Rockefeller along with fellow West Virginia Sen. Joe Manchin and Senate Environmental Committee chair Barbara Boxer have authored legislation to strengthen inspections of above-ground chemical containers such as the Freedom Industries plant, and to require industries to develop state-approved disaster response plans. The three Democrats’ bill is undergoing committee review.
Few health studies have been done regarding the substances, and while the water ban has been lifted, the CDC has suggested — "out of an abundance of caution" — that pregnant women avoid consuming the water.
Residents have reported symptoms including nausea and rashes, although health officials stress they have not found a direct link to the chemical. Meanwhile, a lingering "licorice" smell, the tell-tale sign of the contaminant, persists in some faucets and forced the temporary closure of some elementary schools this week. Some free water distribution centers have remained open in the valley.
Rockefeller told the station some constituents have told him they may leave the area altogether.
"They're mostly people with very young babies," he said. "They look to a future of this kind of lack of regulatory control and discipline and they say, 'Where I live is less important than my children grow up healthy.'"
The sentiment matches discussions ABC News has had with some West Virginians in the weeks since the spill.
But life in Kanawha Valley has slowly come back to normal for most residents. Restaurants are open, the business district of state capital Charleston is back in operation, and the water distribution centers are quietly shutting down.
"With all the scientific evidence we have, with everything that numerous people have worked on so far I can say that you can use your water however you like," Dr. Tanja Popovic of the CDC said in a Wednesday news conference. "You can drink it, you can bath in it, you can use it how you like."
Regardless, Kanawha County's top public health official, Dr. Rahul Gupta, remains an outspoken critic of the dismissal of the water crisis. In an interview with ABC News Thursday, the executive director of the Kanawha-Charleston Health Department said the long-term effects of MCHM are yet to be known.
"The symptoms that may develop on exposure in the short run may not necessarily be tied to the long-term impact of the exposure of this chemical," he said. "So to me it is very important that we take a serious look at working to find out what the long-term impact of this chemical is.
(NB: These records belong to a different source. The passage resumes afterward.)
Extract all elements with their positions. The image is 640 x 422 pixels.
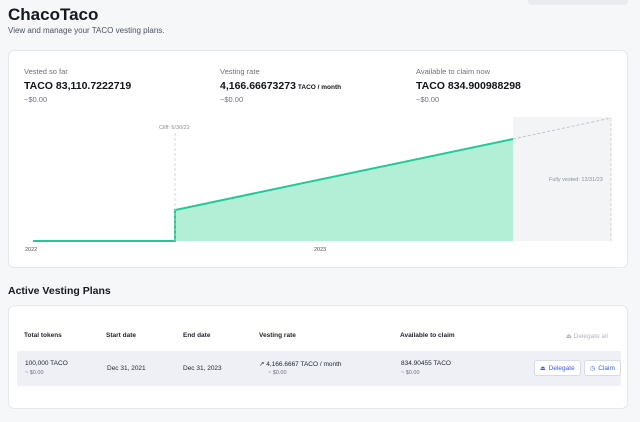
vesting-rate-usd: ~$0.00 [220,95,244,104]
row-vesting-rate: ↗ 4,166.6667 TACO / month [259,360,342,368]
fully-vested-label: Fully vested: 12/31/23 [549,177,603,183]
delegate-icon: ⏏ [540,365,546,372]
future-projection-line [512,117,612,140]
delegate-all-label: Delegate all [573,333,608,340]
delegate-all-button[interactable]: ⏏ Delegate all [566,332,608,340]
vested-so-far-value: TACO 83,110.7222719 [24,80,132,92]
delegate-all-icon: ⏏ [565,333,572,340]
vesting-rate-number: 4,166.66673273 [220,80,296,92]
header-start-date: Start date [106,332,136,339]
delegate-button[interactable]: ⏏ Delegate [534,360,581,376]
row-vesting-rate-text: 4,166.6667 TACO / month [266,361,342,368]
vesting-plans-table: Total tokens Start date End date Vesting… [8,305,628,409]
row-start-date: Dec 31, 2021 [107,365,146,372]
vesting-rate-stat: Vesting rate 4,166.66673273 TACO / month … [220,67,341,104]
app-subtitle: View and manage your TACO vesting plans. [8,26,165,35]
app-title: ChacoTaco [8,5,99,24]
vesting-rate-label: Vesting rate [220,67,260,76]
claimable-label: Available to claim now [416,67,491,76]
row-available-usd: ~ $0.00 [401,370,420,376]
future-vesting-area [513,117,611,241]
vesting-rate-value: 4,166.66673273 TACO / month [220,80,341,92]
vesting-summary-card: Vested so far TACO 83,110.7222719 ~$0.00… [8,50,628,268]
claim-button-label: Claim [598,364,615,372]
vesting-chart: Cliff: 6/30/22 Fully vested: 12/31/23 20… [25,117,612,253]
x-tick-2023: 2023 [314,247,326,253]
row-total-usd: ~ $0.00 [25,370,44,376]
header-end-date: End date [183,332,211,339]
vested-so-far-stat: Vested so far TACO 83,110.7222719 ~$0.00 [24,67,131,104]
claim-icon: ◷ [590,365,596,372]
delegate-button-label: Delegate [548,364,575,372]
header-available-to-claim: Available to claim [400,332,455,339]
claimable-usd: ~$0.00 [416,95,440,104]
claimable-value: TACO 834.900988298 [416,80,521,92]
x-tick-2022: 2022 [25,247,37,253]
row-available: 834.90455 TACO [401,360,451,367]
row-total-tokens: 100,000 TACO [25,360,68,367]
vested-area [175,139,513,241]
claimable-stat: Available to claim now TACO 834.90098829… [416,67,521,104]
row-end-date: Dec 31, 2023 [183,365,222,372]
row-vesting-rate-usd: ~ $0.00 [268,370,287,376]
header-vesting-rate: Vesting rate [259,332,296,339]
vested-so-far-label: Vested so far [24,67,68,76]
table-row: 100,000 TACO ~ $0.00 Dec 31, 2021 Dec 31… [17,351,621,386]
active-vesting-plans-title: Active Vesting Plans [8,285,111,297]
trend-up-icon: ↗ [259,361,265,368]
claim-button[interactable]: ◷ Claim [584,360,621,376]
header-total-tokens: Total tokens [24,332,62,339]
vesting-rate-unit: TACO / month [297,84,342,91]
top-right-panel [528,0,628,5]
vested-so-far-usd: ~$0.00 [24,95,48,104]
cliff-label: Cliff: 6/30/22 [159,125,190,131]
I think it would be a mistake to dismiss the long term impact of this chemical without knowing the realities."
Gupta says that even if the water is ultimately safe to drink, some people may still be susceptible to the odor.
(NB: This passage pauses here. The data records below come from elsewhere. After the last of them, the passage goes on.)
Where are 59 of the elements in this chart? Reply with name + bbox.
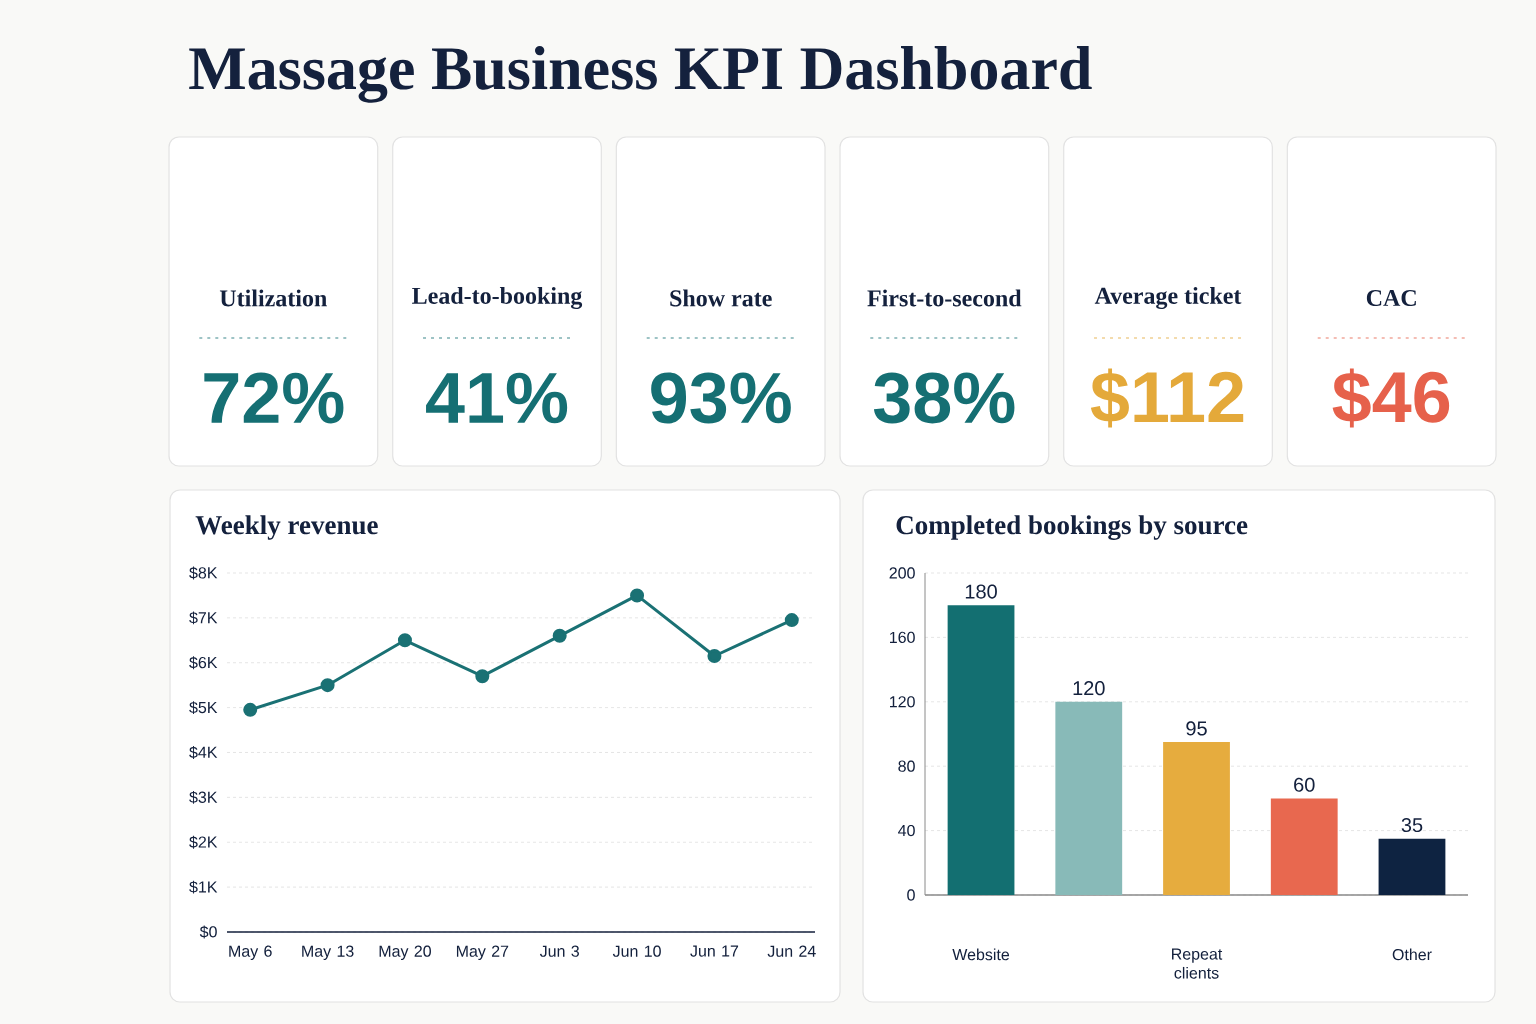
- point: [243, 702, 258, 717]
- data-label: 120: [1073, 681, 1105, 696]
- x-tick-label: Other: [1392, 948, 1432, 961]
- category-label: CAC: [1366, 289, 1416, 307]
- category-label: Show rate: [670, 289, 772, 307]
- y-tick-label: $5K: [189, 701, 218, 715]
- y-tick-label: $8K: [189, 566, 218, 580]
- y-tick-label: $4K: [189, 746, 218, 759]
- point: [630, 588, 645, 603]
- y-tick-label: $1K: [189, 880, 218, 894]
- y-tick-label: 40: [898, 824, 915, 837]
- data-label: 180: [965, 584, 997, 599]
- bar: [1163, 742, 1230, 895]
- data-label: 60: [1294, 777, 1315, 792]
- text: $46: [1332, 368, 1450, 428]
- category-label: Utilization: [219, 289, 327, 307]
- text: 38%: [873, 372, 1015, 424]
- x-tick-label: Repeat clients: [1172, 948, 1223, 979]
- point: [707, 649, 722, 664]
- x-tick-label: Jun 10: [612, 945, 661, 957]
- bar: [1270, 798, 1338, 895]
- text: 41%: [426, 372, 568, 424]
- y-tick-label: $2K: [189, 835, 218, 849]
- x-tick-label: May 6: [229, 945, 272, 961]
- data-label: 95: [1186, 721, 1207, 736]
- category-label: Lead-to-booking: [412, 287, 583, 309]
- x-tick-label: Website: [952, 948, 1010, 961]
- y-tick-label: 200: [889, 567, 915, 579]
- x-tick-label: Jun 24: [767, 945, 816, 957]
- point: [320, 678, 335, 693]
- bar: [1055, 701, 1123, 895]
- text: 72%: [204, 372, 344, 424]
- y-tick-label: $7K: [189, 611, 218, 625]
- y-tick-label: $3K: [189, 790, 218, 804]
- y-tick-label: 80: [898, 760, 915, 772]
- category-label: Average ticket: [1094, 287, 1242, 309]
- y-tick-label: $0: [199, 925, 217, 939]
- y-tick-label: 0: [907, 889, 915, 901]
- chart-title: Completed bookings by source: [896, 515, 1248, 540]
- y-tick-label: $6K: [189, 656, 218, 670]
- x-tick-label: Jun 17: [690, 945, 739, 957]
- bar: [1378, 838, 1446, 895]
- text: 93%: [651, 372, 791, 424]
- text: Massage Business KPI Dashboard: [189, 45, 1092, 103]
- category-label: First-to-second: [867, 289, 1022, 307]
- bar: [947, 605, 1015, 895]
- x-tick-label: May 27: [456, 945, 509, 961]
- y-tick-label: 120: [890, 696, 915, 708]
- chart-title: Weekly revenue: [195, 515, 378, 540]
- text: $112: [1090, 368, 1244, 428]
- data-label: 35: [1401, 817, 1423, 833]
- point: [397, 633, 412, 648]
- point: [784, 613, 799, 628]
- point: [475, 669, 490, 684]
- y-tick-label: 160: [890, 631, 915, 644]
- point: [552, 628, 567, 643]
- x-tick-label: May 20: [379, 945, 431, 961]
- x-tick-label: May 13: [302, 945, 354, 961]
- x-tick-label: Jun 3: [539, 945, 579, 957]
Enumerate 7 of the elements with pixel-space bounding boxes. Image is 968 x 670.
"Water is not supposed to have that smell. That's one of those conditioned responses from us as humans that it's not something we're used to smelling," he said. "As long as it smells, people have a feeling that, 'it's in my water' and as long as it's in the water people are having a difficult time drinking the fluid such as water that is smelling, myself included."
Freedom Industries has filed for bankruptcy and is the subject of a criminal investigation.